In this article we set out the latest figures published by notaries in France, illustrating sales completed over the past year (from February 2018 to February 2019). These figures are averages that should be treated with caution.
A market boosted by consistently low rates
The European Central Bank (ECB) continues to offer historically low interest rates, allowing banks to maintain very favourable loan conditions. The majority of banks now agree to grant loans at less than 1.5% excluding insurance over 20 or 25 years, sometimes even without a deposit.
Volumes of real estate transactions
In 2018 in France, notaries recorded 970,000 real estate transactions. That is 2,000 more than in 2017, which was already a record year. For 2019, 950,000 real estate transactions are expected.
Between December 2018 and February 2019, 41,410 existing homes were sold in the Ile-de-France, up 4% on the same period the previous year.
That is 19% more than the yearly average for the past ten years.
In the city properties are in short supply and prices are high. Sales are down by 4%. Figures for the inner suburbs remain stable for apartments but we note a 4% increase in house sales. However, in the outer suburbs the number of transactions has increased by 15% for apartments and by 8% for houses. Parisians move out to the suburbs so that they can afford something with more space. There is greater supply and prices are lower. In fact, for the same price you can get an extra room in the outer suburbs than in the inner suburbs.
Prices continue to rise
Since mid-2015, prices have continued to rise. In 2018, over the whole of France, we saw a price increase of 3.2% for existing homes. According to French notaries, 45% of départements have seen a price rise for apartments, 40% a drop in prices and 15% have remained stable. Paris, Nantes, Rennes, Lille, Lyon and Bordeaux are some of the cities that have seen a rise.

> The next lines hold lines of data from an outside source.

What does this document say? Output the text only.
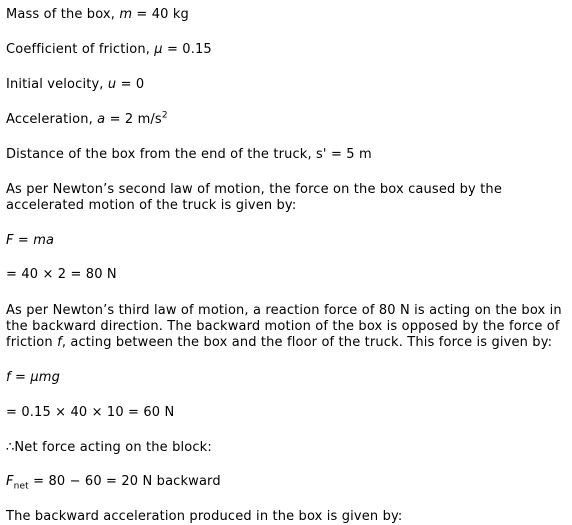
Mass of the box, m = 40 kg
Coefficient of friction, μ = 0.15
Initial velocity, u = 0
Acceleration, a = 2 $m/s^2$
Distance of the box from the end of the truck, s' = 5 m
As per Newton’s second law of motion, the force on the box caused by the accelerated motion of the truck is given by:
F = ma
= 40 × 2 = 80 N
As per Newton’s third law of motion, a reaction force of 80 N is acting on the box in the backward direction. The backward motion of the box is opposed by the force of friction f, acting between the box and the floor of the truck. This force is given by:
f = μmg
= 0.15 × 40 × 10 = 60 N
∴Net force acting on the block:
$F_{net} = 80 - 60 = 20$ N backward
The backward acceleration produced in the box is given by:
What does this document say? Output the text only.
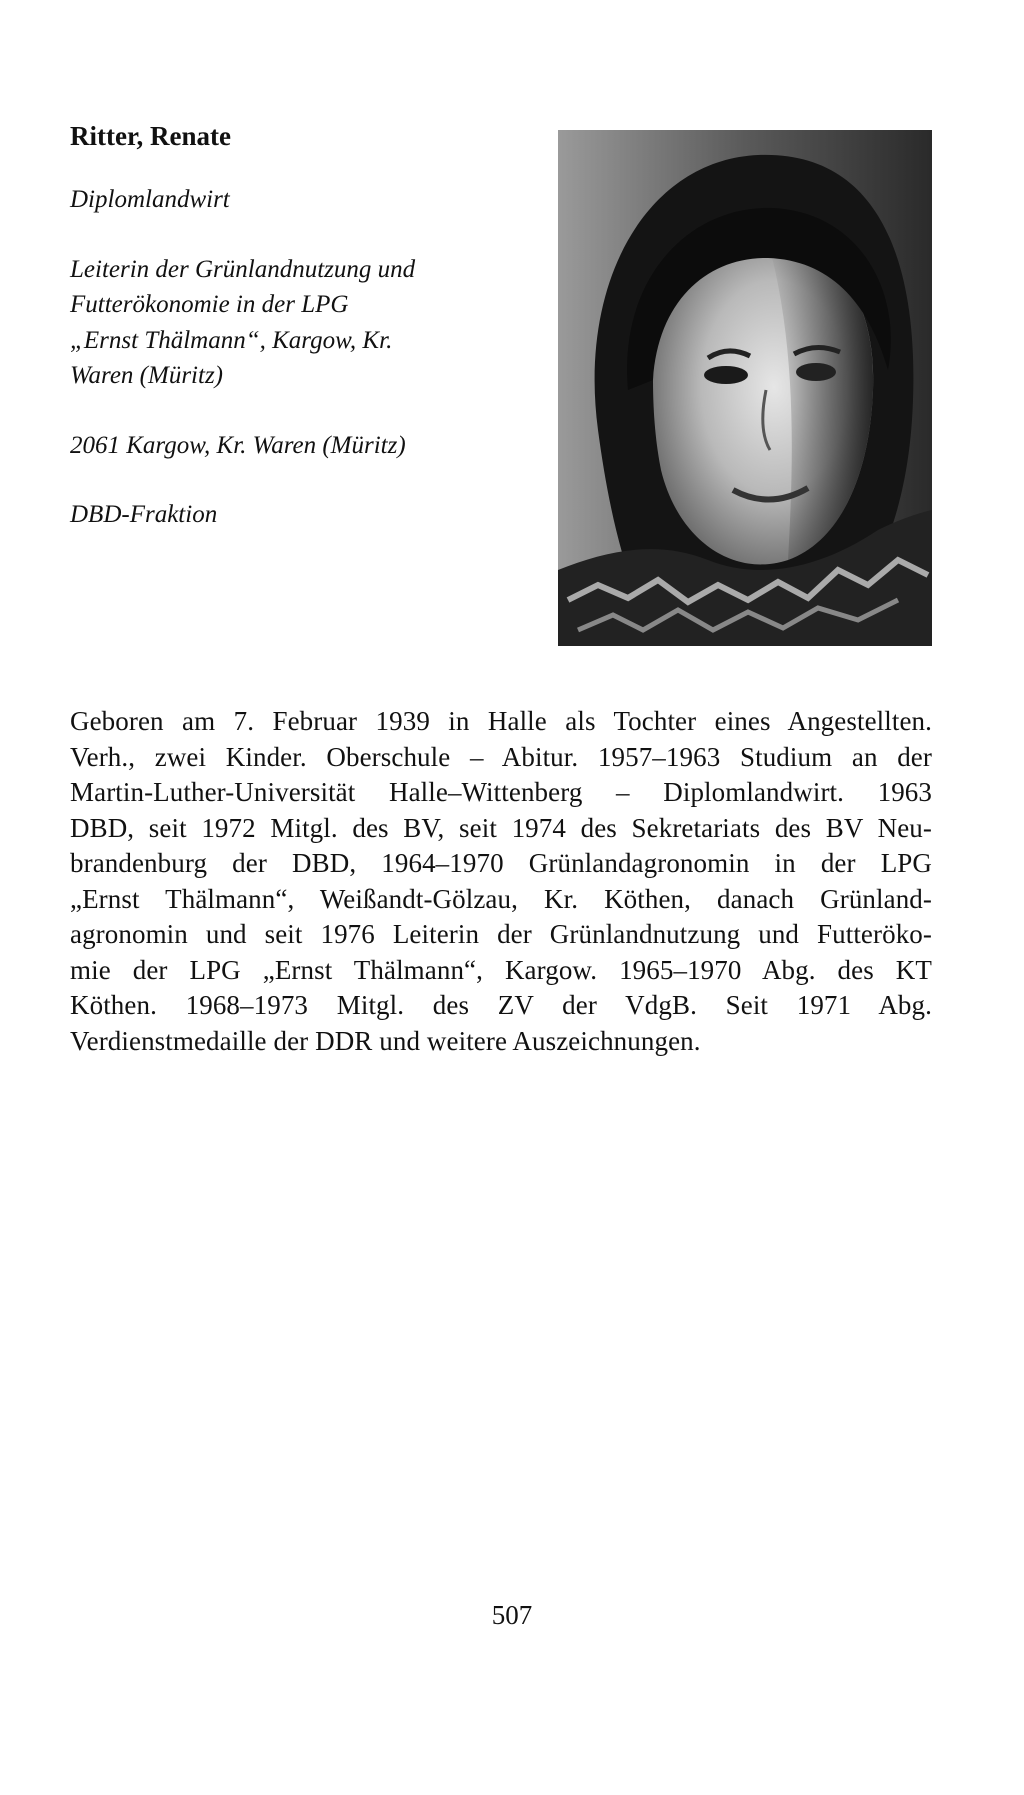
Ritter, Renate
Diplomlandwirt
Leiterin der Grünlandnutzung und
Futterökonomie in der LPG
„Ernst Thälmann“, Kargow, Kr.
Waren (Müritz)
2061 Kargow, Kr. Waren (Müritz)
DBD-Fraktion

Geboren am 7. Februar 1939 in Halle als Tochter eines Angestellten.
Verh., zwei Kinder. Oberschule – Abitur. 1957–1963 Studium an der
Martin-Luther-Universität Halle–Wittenberg – Diplomlandwirt. 1963
DBD, seit 1972 Mitgl. des BV, seit 1974 des Sekretariats des BV Neu-
brandenburg der DBD, 1964–1970 Grünlandagronomin in der LPG
„Ernst Thälmann“, Weißandt-Gölzau, Kr. Köthen, danach Grünland-
agronomin und seit 1976 Leiterin der Grünlandnutzung und Futteröko-
mie der LPG „Ernst Thälmann“, Kargow. 1965–1970 Abg. des KT
Köthen. 1968–1973 Mitgl. des ZV der VdgB. Seit 1971 Abg.
Verdienstmedaille der DDR und weitere Auszeichnungen.

507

A closer look at prices in Paris and the Ile de France
According to MeilleursAgents.com, on 1st May 2019, the average price per sq. m in the Ile de France was €6,349. We note an increase of 4.4% (4.7% for apartments and 3.8% for houses) in one year.
Mainly in Paris, where there has been a 6.4% rise compared to last year, but also in the inner suburbs (4.4% for apartments and 5.9% for houses) and in the outer suburbs (0.4% for apartments and 2.8% for houses).
Paris notaries anticipate that this growth rate will continue at around 6.5% next year.
In February 2019 the average price per sq. m for existing apartments in the city of Paris was €9,670.
According to the statistics for current preliminary contracts, this figure should exceed €9,900 in June.
Outside of Paris, the inner suburbs offer more reasonable prices.
There, the average price per square metre is 4,730 euros (5,790 euros in Hauts-de-Seine, 4,510 euros in Val de Marne and 3,480 euros in Seine-Saint-Denis.)
Still further away, the price per sq. m can be up to three times lower than in Paris: 2,970 euros on average in the outer suburbs.
The least expensive départements are Seine-et-Marne (2,570 euros/sq. m down by 0.7% over one year), Essonne at 2,580 euros/sq. m (+ 0.5%) and Val d’Oise at 2,680 euros/sq. m (+ 0.8%).
Although quite far from Paris, the département of Yvelines remains relatively expensive, because it is home to highly desirable towns such as Versailles, Saint-Germain-en-Laye, Maisons-Laffitte and Le Vésinet: 3,780 euros per sq. m on average, up 0.6% on last year.
Lastly, it is interesting to see that the price per sq. m of a studio is usually higher than that of a family apartment. In fact, 5 sq. m of kitchen, bathroom or corridor in a family apartment is not valued in the same way as 5 sq. m of living space in a studio.
In the outer suburbs, the fewer rooms there are, the higher the price per sq. m: €3,700/sq. m for a studio, compared to €2,510/sq. m for a 5-room apartment, i.e. practically a 50% difference.
In the inner suburbs: the price per sq. m decreases with the number of rooms as in the outer suburbs, but goes up again for apartments with 5 rooms or more as in Paris.
In fact, the price per sq. m of a 5-room apartment surprisingly costs 3.7% more (€9,960/sq. m) than that of a studio (€9,600/sq. m). This is explained by the architecture in Paris, which makes larger apartments rarer. Only 19% of apartments sold in Paris in 2018 had 4 rooms or more. Moreover, they are often located in the most expensive districts, with top-of-the-range amenities.